With two major international sports events, 2014 World Cup and 2016 Olympic Games, scheduled to be held in Brazil in the next five years, it’s high time the country should improve its “substandard” tourism infrastructure, according to the Brazil Tourism Report Q1 2011, released recently.
According to the report, Brazil has one of the world’s poorest transportation, roads and rail networks. The United Nations World Tourism Organization, or UNWTO, ranks the country 95th out of 130 countries for transport infrastructure.
Hosting sports tournaments like the World Cup or the Olympics are major events countries look forward to for increasing international arrivals and notice, and upgrading their economy. Hosting the FIFA World Cup 2010 in June last year helped South Africa surge in global tourist arrivals by 17.4 percent in the first eight months of the year, according to South African tourism figures. India also recorded an increase in the arrival of foreign tourists by 9 percent in October 2010, the month in which the country hosted the Commonwealth Games.
However, inconvenience due to infrastructure around such events could take a toll on tourism. Fearing this, Brazil’s airport administrator, Infraero, has initiated a $2.44 billion project to upgrade the country’s airports, said the report.
About 500,000 football fans will visit Brazil for the 2014 World Cup, the report estimates, adding that the country’s economy is in a favorable situation to support the required developments.
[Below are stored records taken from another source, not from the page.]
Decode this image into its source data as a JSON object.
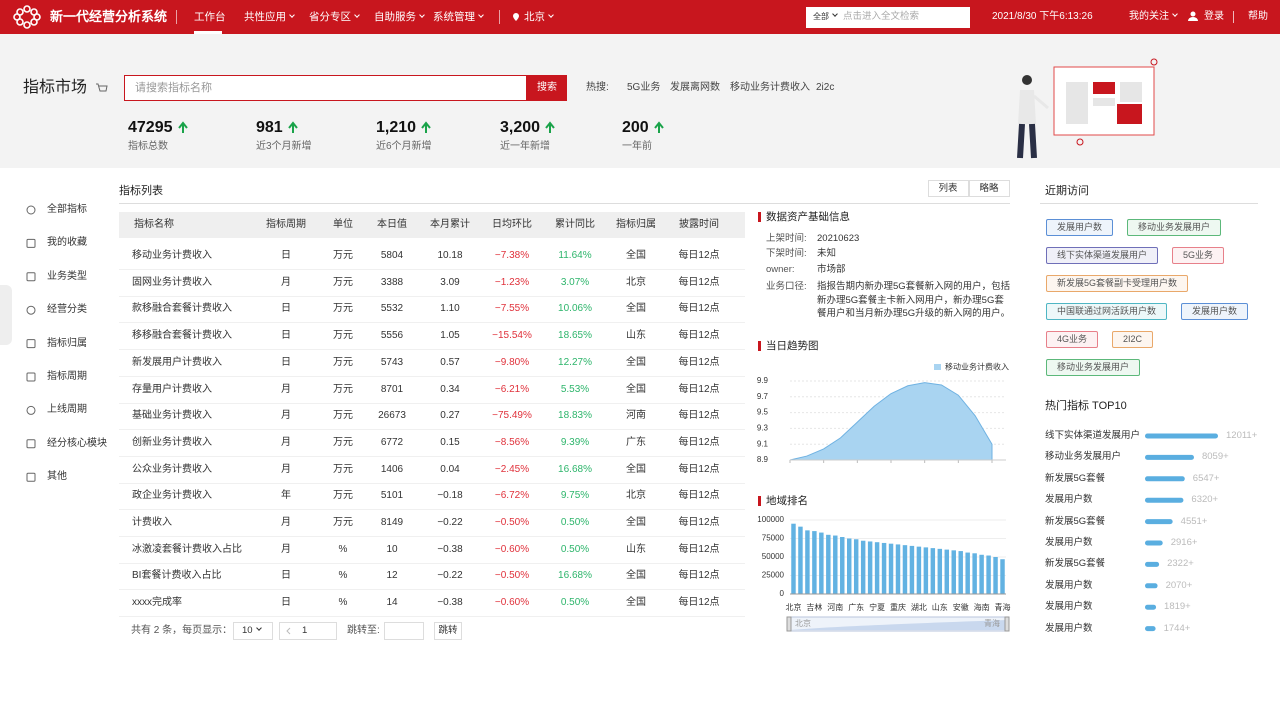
{
  "header": {
    "title": "新一代经营分析系统",
    "nav": [
      "工作台",
      "共性应用",
      "省分专区",
      "自助服务",
      "系统管理"
    ],
    "location": "北京",
    "search_scope": "全部",
    "search_placeholder": "点击进入全文检索",
    "datetime": "2021/8/30 下午6:13:26",
    "user_links": [
      "我的关注",
      "登录",
      "帮助"
    ]
  },
  "market": {
    "title": "指标市场",
    "search_placeholder": "请搜索指标名称",
    "search_button": "搜索",
    "hot_label": "热搜:",
    "hot_terms": [
      "5G业务",
      "发展离网数",
      "移动业务计费收入",
      "2i2c"
    ],
    "stats": [
      {
        "value": "47295",
        "label": "指标总数"
      },
      {
        "value": "981",
        "label": "近3个月新增"
      },
      {
        "value": "1,210",
        "label": "近6个月新增"
      },
      {
        "value": "3,200",
        "label": "近一年新增"
      },
      {
        "value": "200",
        "label": "一年前"
      }
    ]
  },
  "sidebar": [
    "全部指标",
    "我的收藏",
    "业务类型",
    "经营分类",
    "指标归属",
    "指标周期",
    "上线周期",
    "经分核心模块",
    "其他"
  ],
  "table": {
    "title": "指标列表",
    "views": [
      "列表",
      "略略"
    ],
    "columns": [
      "指标名称",
      "指标周期",
      "单位",
      "本日值",
      "本月累计",
      "日均环比",
      "累计同比",
      "指标归属",
      "披露时间"
    ],
    "rows": [
      [
        "移动业务计费收入",
        "日",
        "万元",
        "5804",
        "10.18",
        "−7.38%",
        "11.64%",
        "全国",
        "每日12点"
      ],
      [
        "固网业务计费收入",
        "月",
        "万元",
        "3388",
        "3.09",
        "−1.23%",
        "3.07%",
        "北京",
        "每日12点"
      ],
      [
        "款移融合套餐计费收入",
        "日",
        "万元",
        "5532",
        "1.10",
        "−7.55%",
        "10.06%",
        "全国",
        "每日12点"
      ],
      [
        "移移融合套餐计费收入",
        "日",
        "万元",
        "5556",
        "1.05",
        "−15.54%",
        "18.65%",
        "山东",
        "每日12点"
      ],
      [
        "新发展用户计费收入",
        "日",
        "万元",
        "5743",
        "0.57",
        "−9.80%",
        "12.27%",
        "全国",
        "每日12点"
      ],
      [
        "存量用户计费收入",
        "月",
        "万元",
        "8701",
        "0.34",
        "−6.21%",
        "5.53%",
        "全国",
        "每日12点"
      ],
      [
        "基础业务计费收入",
        "月",
        "万元",
        "26673",
        "0.27",
        "−75.49%",
        "18.83%",
        "河南",
        "每日12点"
      ],
      [
        "创新业务计费收入",
        "月",
        "万元",
        "6772",
        "0.15",
        "−8.56%",
        "9.39%",
        "广东",
        "每日12点"
      ],
      [
        "公众业务计费收入",
        "月",
        "万元",
        "1406",
        "0.04",
        "−2.45%",
        "16.68%",
        "全国",
        "每日12点"
      ],
      [
        "政企业务计费收入",
        "年",
        "万元",
        "5101",
        "−0.18",
        "−6.72%",
        "9.75%",
        "北京",
        "每日12点"
      ],
      [
        "计费收入",
        "月",
        "万元",
        "8149",
        "−0.22",
        "−0.50%",
        "0.50%",
        "全国",
        "每日12点"
      ],
      [
        "冰激凌套餐计费收入占比",
        "月",
        "%",
        "10",
        "−0.38",
        "−0.60%",
        "0.50%",
        "山东",
        "每日12点"
      ],
      [
        "BI套餐计费收入占比",
        "日",
        "%",
        "12",
        "−0.22",
        "−0.50%",
        "16.68%",
        "全国",
        "每日12点"
      ],
      [
        "xxxx完成率",
        "日",
        "%",
        "14",
        "−0.38",
        "−0.60%",
        "0.50%",
        "全国",
        "每日12点"
      ]
    ],
    "pagination": {
      "total_text": "共有 2 条，每页显示：",
      "page_size": "10",
      "page": "1",
      "jump_label": "跳转至:",
      "jump_button": "跳转"
    }
  },
  "asset_info": {
    "title": "数据资产基础信息",
    "fields": [
      {
        "label": "上架时间:",
        "value": "20210623"
      },
      {
        "label": "下架时间:",
        "value": "未知"
      },
      {
        "label": "owner:",
        "value": "市场部"
      },
      {
        "label": "业务口径:",
        "value": "指报告期内新办理5G套餐新入网的用户，包括新办理5G套餐主卡新入网用户，新办理5G套餐用户和当月新办理5G升级的新入网的用户。"
      }
    ]
  },
  "trend_chart": {
    "type": "area",
    "title": "当日趋势图",
    "series": [
      {
        "name": "移动业务计费收入",
        "color": "#a9d4f1",
        "values": [
          8.9,
          8.95,
          9.04,
          9.18,
          9.38,
          9.58,
          9.74,
          9.84,
          9.88,
          9.85,
          9.72,
          9.46,
          9.1
        ]
      }
    ],
    "ylim": [
      8.9,
      9.9
    ],
    "yticks": [
      8.9,
      9.1,
      9.3,
      9.5,
      9.7,
      9.9
    ]
  },
  "region_chart": {
    "type": "bar",
    "title": "地域排名",
    "categories": [
      "北京",
      null,
      null,
      "吉林",
      null,
      null,
      "河南",
      null,
      null,
      "广东",
      null,
      null,
      "宁夏",
      null,
      null,
      "重庆",
      null,
      null,
      "湖北",
      null,
      null,
      "山东",
      null,
      null,
      "安徽",
      null,
      null,
      "海南",
      null,
      null,
      "青海"
    ],
    "values": [
      95000,
      91000,
      86000,
      85000,
      83000,
      80000,
      79000,
      77000,
      75000,
      74000,
      72000,
      71000,
      70000,
      69000,
      68000,
      67000,
      66000,
      65000,
      64000,
      63000,
      62000,
      61000,
      60000,
      59000,
      58000,
      56000,
      55000,
      53000,
      52000,
      50000,
      47000
    ],
    "color": "#62b2e2",
    "ylim": [
      0,
      100000
    ],
    "yticks": [
      0,
      25000,
      50000,
      75000,
      100000
    ],
    "zoom_labels": [
      "北京",
      "青海"
    ]
  },
  "recent": {
    "title": "近期访问",
    "tags": [
      {
        "text": "发展用户数",
        "color": "#5b8fd6"
      },
      {
        "text": "移动业务发展用户",
        "color": "#5cb87a"
      },
      {
        "text": "线下实体渠道发展用户",
        "color": "#6f6fb8"
      },
      {
        "text": "5G业务",
        "color": "#e7808a"
      },
      {
        "text": "新发展5G套餐副卡受理用户数",
        "color": "#e9a86a"
      },
      {
        "text": "中国联通过网活跃用户数",
        "color": "#4fb6c4"
      },
      {
        "text": "发展用户数",
        "color": "#5b8fd6"
      },
      {
        "text": "4G业务",
        "color": "#e7808a"
      },
      {
        "text": "2I2C",
        "color": "#e9a86a"
      },
      {
        "text": "移动业务发展用户",
        "color": "#5cb87a"
      }
    ]
  },
  "hot_top": {
    "title": "热门指标 TOP10",
    "color": "#5aaee0",
    "items": [
      {
        "name": "线下实体渠道发展用户",
        "value": 12011,
        "label": "12011+"
      },
      {
        "name": "移动业务发展用户",
        "value": 8059,
        "label": "8059+"
      },
      {
        "name": "新发展5G套餐",
        "value": 6547,
        "label": "6547+"
      },
      {
        "name": "发展用户数",
        "value": 6320,
        "label": "6320+"
      },
      {
        "name": "新发展5G套餐",
        "value": 4551,
        "label": "4551+"
      },
      {
        "name": "发展用户数",
        "value": 2916,
        "label": "2916+"
      },
      {
        "name": "新发展5G套餐",
        "value": 2322,
        "label": "2322+"
      },
      {
        "name": "发展用户数",
        "value": 2070,
        "label": "2070+"
      },
      {
        "name": "发展用户数",
        "value": 1819,
        "label": "1819+"
      },
      {
        "name": "发展用户数",
        "value": 1744,
        "label": "1744+"
      }
    ]
  }
}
The personal safety of tourists, however, has become another hurdle for Brazil’s tourism industry, with carjacking and robbery incidents having put the country in a negative spotlight during the 2010 Formula 1 Grand Prix.
According to the Brazilian Association of Bulletproof Manufacturers, over 7,000 vehicles were armored for civilian use in Brazil in 2008, up from 1,782 a decade earlier. In November 2010, the country’s security forces claimed to have curbed crime rates, a trend the country hopes to continue leading up to the World Cup and Olympic Games.